Amazon’s dominance has been aided by Bezos’s grasp of how the seemingly wide-open web could be turned into a winner-take-all environment. In 2005, Amazon launched Prime, a membership program that provides free two-day shipping and other perks for $99 a year. As a stand-alone service, Prime is a money-loser; Forrester Research estimates that Amazon loses $1 billion a year on the shipping alone. The point of getting people to fork over $99 has never been about the money, though—it’s about the psychology. When people pay for Prime, they naturally want to maximize the value in free shipping they derive from it by doing more of their shopping on Amazon.

Although Amazon continues to earn relatively meager profits compared with rivals like Walmart and Apple, its stock price has soared, almost doubling in value over the past 18 months, make Amazon “a multitrillion-dollar monopoly hiding in plain sight.”

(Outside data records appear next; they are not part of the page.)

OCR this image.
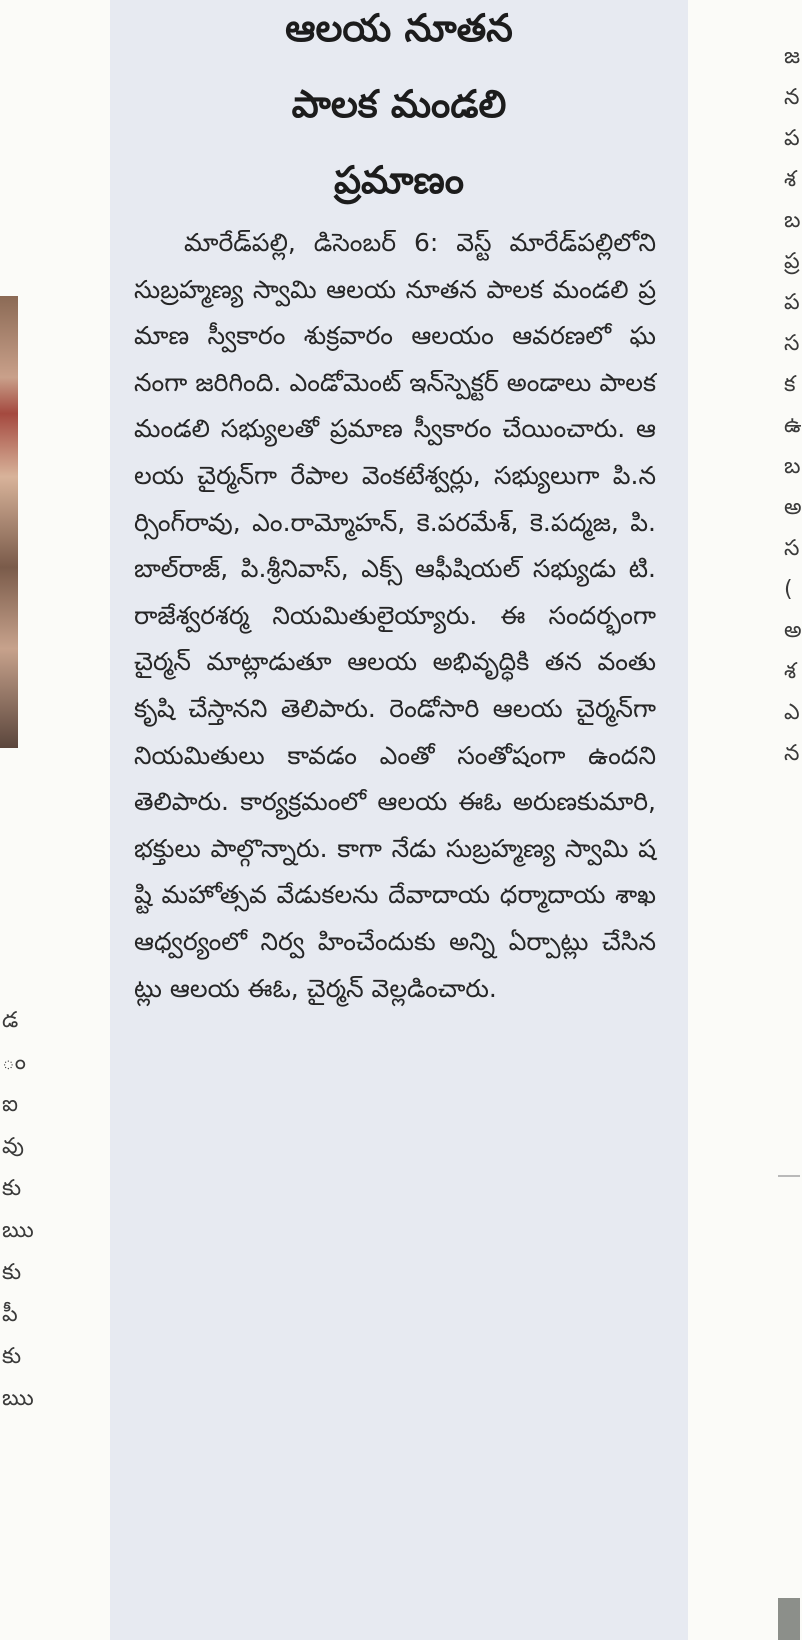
డ
ం
ఐ
వు
కు
ఋ
కు
పీ
కు
ఋ
ఆలయ నూతన
పాలక మండలి
ప్రమాణం

మారేడ్‌పల్లి, డిసెంబర్ 6: వెస్ట్ మారేడ్‌పల్లిలోని సుబ్రహ్మణ్య స్వామి ఆలయ నూతన పాలక మండలి ప్రమాణ స్వీకారం శుక్రవారం ఆలయం ఆవరణలో ఘనంగా జరిగింది. ఎండోమెంట్ ఇన్‌స్పెక్టర్ అండాలు పాలక మండలి సభ్యులతో ప్రమాణ స్వీకారం చేయించారు. ఆలయ చైర్మన్‌గా రేపాల వెంకటేశ్వర్లు, సభ్యులుగా పి.నర్సింగ్‌రావు, ఎం.రామ్మోహన్, కె.పరమేశ్, కె.పద్మజ, పి.బాల్‌రాజ్, పి.శ్రీనివాస్, ఎక్స్ ఆఫీషియల్ సభ్యుడు టి.రాజేశ్వరశర్మ నియమితులైయ్యారు. ఈ సందర్భంగా చైర్మన్ మాట్లాడుతూ ఆలయ అభివృద్ధికి తన వంతు కృషి చేస్తానని తెలిపారు. రెండోసారి ఆలయ చైర్మన్‌గా నియమితులు కావడం ఎంతో సంతోషంగా ఉందని తెలిపారు. కార్యక్రమంలో ఆలయ ఈఓ అరుణకుమారి, భక్తులు పాల్గొన్నారు. కాగా నేడు సుబ్రహ్మణ్య స్వామి షష్టి మహోత్సవ వేడుకలను దేవాదాయ ధర్మాదాయ శాఖ ఆధ్వర్యంలో నిర్వ హించేందుకు అన్ని ఏర్పాట్లు చేసినట్లు ఆలయ ఈఓ, చైర్మన్ వెల్లడించారు.

జ
న
ప
శ
బ
ప్ర
ప
స
క
ఉ
బ
అ
స
(
అ
శ
ఎ
న
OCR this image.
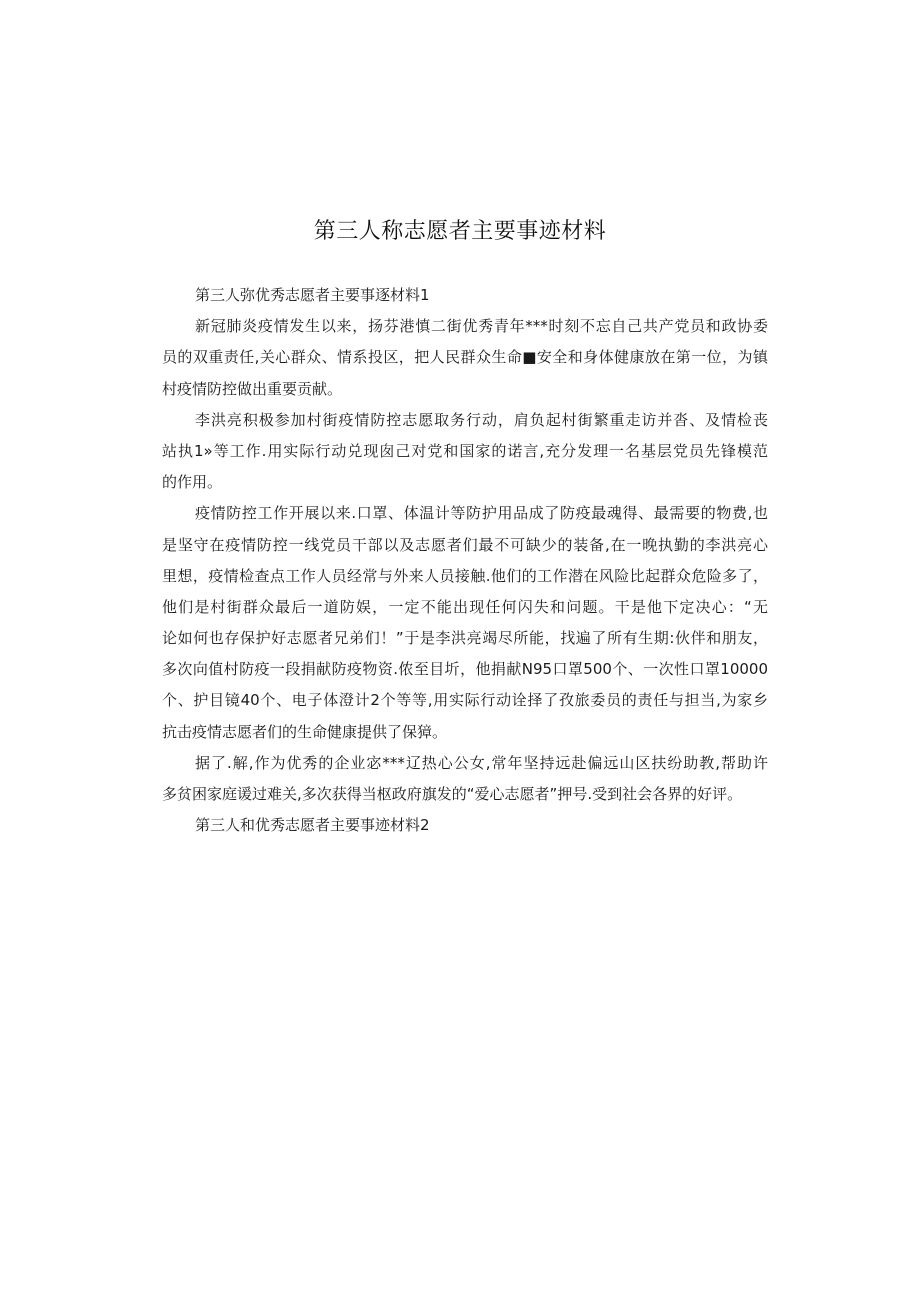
第三人称志愿者主要事迹材料
第三人弥优秀志愿者主要事逐材料1
新冠肺炎疫情发生以来，扬芬港慎二街优秀青年***时刻不忘自己共产党员和政协委
员的双重责任,关心群众、情系投区，把人民群众生命■安全和身体健康放在第一位，为镇
村疫情防控做出重要贡献。
李洪亮积极参加村街疫情防控志愿取务行动，肩负起村街繁重走访并沓、及情检丧
站执1»等工作.用实际行动兑现囱己对党和国家的诺言,充分发理一名基层党员先锋模范
的作用。
疫情防控工作开展以来.口罩、体温计等防护用品成了防疫最魂得、最需要的物费,也
是坚守在疫情防控一线党员干部以及志愿者们最不可缺少的装备,在一晚执勤的李洪亮心
里想，疫情检查点工作人员经常与外来人员接触.他们的工作潜在风险比起群众危险多了，
他们是村街群众最后一道防娱，一定不能出现任何闪失和问题。干是他下定决心：“无
论如何也存保护好志愿者兄弟们！”于是李洪亮竭尽所能，找遍了所有生期:伙伴和朋友，
多次向值村防疫一段捐献防疫物资.侬至目圻，他捐献N95口罩500个、一次性口罩10000
个、护目镜40个、电子体澄计2个等等,用实际行动诠择了孜旅委员的责任与担当,为家乡
抗击疫情志愿者们的生命健康提供了保獐。
据了.解,作为优秀的企业宓***辽热心公女,常年坚持远赴偏远山区扶纷助教,帮助许
多贫困家庭谖过难关,多次获得当枢政府旗发的“爱心志愿者”押号.受到社会各界的好评。
第三人和优秀志愿者主要事迹材料2
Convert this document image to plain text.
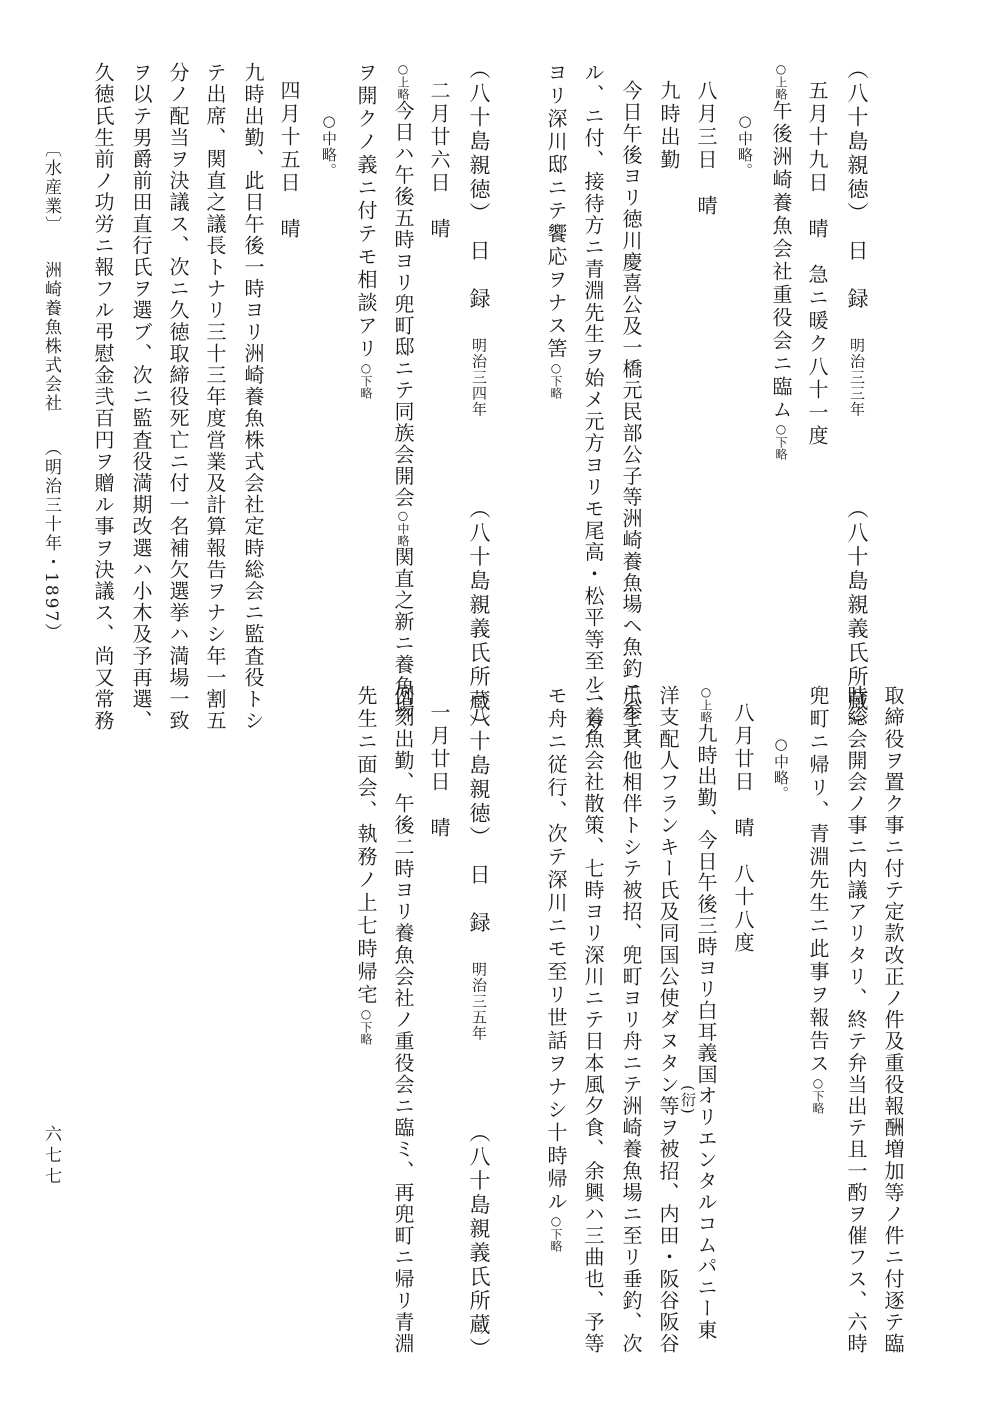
（八十島親徳）　日　録明治三三年（八十島親義氏所蔵）
五月十九日　晴　急ニ暖ク八十一度
○上略午後洲崎養魚会社重役会ニ臨ム○下略
○中略。
八月三日　晴
九時出勤
今日午後ヨリ徳川慶喜公及一橋元民部公子等洲崎養魚場ヘ魚釣ニ参ラ
ル、ニ付、接待方ニ青淵先生ヲ始メ元方ヨリモ尾高・松平等至ル、夕
ヨリ深川邸ニテ饗応ヲナス筈○下略
（八十島親徳）　日　録明治三四年（八十島親義氏所蔵）
二月廿六日　晴
○上略今日ハ午後五時ヨリ兜町邸ニテ同族会開会○中略関直之新ニ養魚場
ヲ開クノ義ニ付テモ相談アリ○下略
○中略。
四月十五日　晴
九時出勤、此日午後一時ヨリ洲崎養魚株式会社定時総会ニ監査役トシ
テ出席、関直之議長トナリ三十三年度営業及計算報告ヲナシ年一割五
分ノ配当ヲ決議ス、次ニ久徳取締役死亡ニ付一名補欠選挙ハ満場一致
ヲ以テ男爵前田直行氏ヲ選ブ、次ニ監査役満期改選ハ小木及予再選、
久徳氏生前ノ功労ニ報フル弔慰金弐百円ヲ贈ル事ヲ決議ス、尚又常務
〔水産業〕洲崎養魚株式会社（明治三十年・1897）
取締役ヲ置ク事ニ付テ定款改正ノ件及重役報酬増加等ノ件ニ付逐テ臨
時総会開会ノ事ニ内議アリタリ、終テ弁当出テ且一酌ヲ催フス、六時
兜町ニ帰リ、青淵先生ニ此事ヲ報告ス○下略
○中略。
八月廿日　晴　八十八度
○上略九時出勤、今日午後三時ヨリ白耳義国オリエンタルコムパニー東
(衍)
洋支配人フランキー氏及同国公使ダヌタン等ヲ被招、内田・阪谷阪谷
瓜生其他相伴トシテ被招、兜町ヨリ舟ニテ洲崎養魚場ニ至リ垂釣、次
ニ養魚会社散策、七時ヨリ深川ニテ日本風夕食、余興ハ三曲也、予等
モ舟ニ従行、次テ深川ニモ至リ世話ヲナシ十時帰ル○下略
（八十島親徳）　日　録明治三五年（八十島親義氏所蔵）
一月廿日　晴
例刻出勤、午後二時ヨリ養魚会社ノ重役会ニ臨ミ、再兜町ニ帰リ青淵
先生ニ面会、執務ノ上七時帰宅○下略
六七七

What’s interesting is the businesses that have been hit the hardest are big-box retailers. Everyone called 2017 the year of the “retail apocalypse” after Toys R Us, Gymboree, Payless ShoeSource, RadioShack, and The Limited all filed for bankruptcy. The Armageddon continued through 2018, with Sears, Brookstone, Mattress Firm, Claire’s, and David’s Bridal going bankrupt as well.

The heart of what’s happening here is that big retail chains are playing against Amazon in a game they can’t win, while small businesses are on a completely different playing field. Most companies will never be cheaper or faster than Amazon, so trying to win on that alone is a losing game. However, Amazon will never be able to connect with small communities and push forward social ideals, give shoppers personalized, memorable experiences, or sell unique, quality goods. This local aspect is where small businesses will excel.

Luckily, being small means that business owners can adapt to the changing retail landscape more quickly than older big-box stores can. Being small also means that small businesses can communicate with their customers on a deeper, more personal level, which will win out in an age where consumers are wary of major corporations and unsatisfied with generic experiences. For a small business, their size might be their greatest weapon against the retail apocalypse.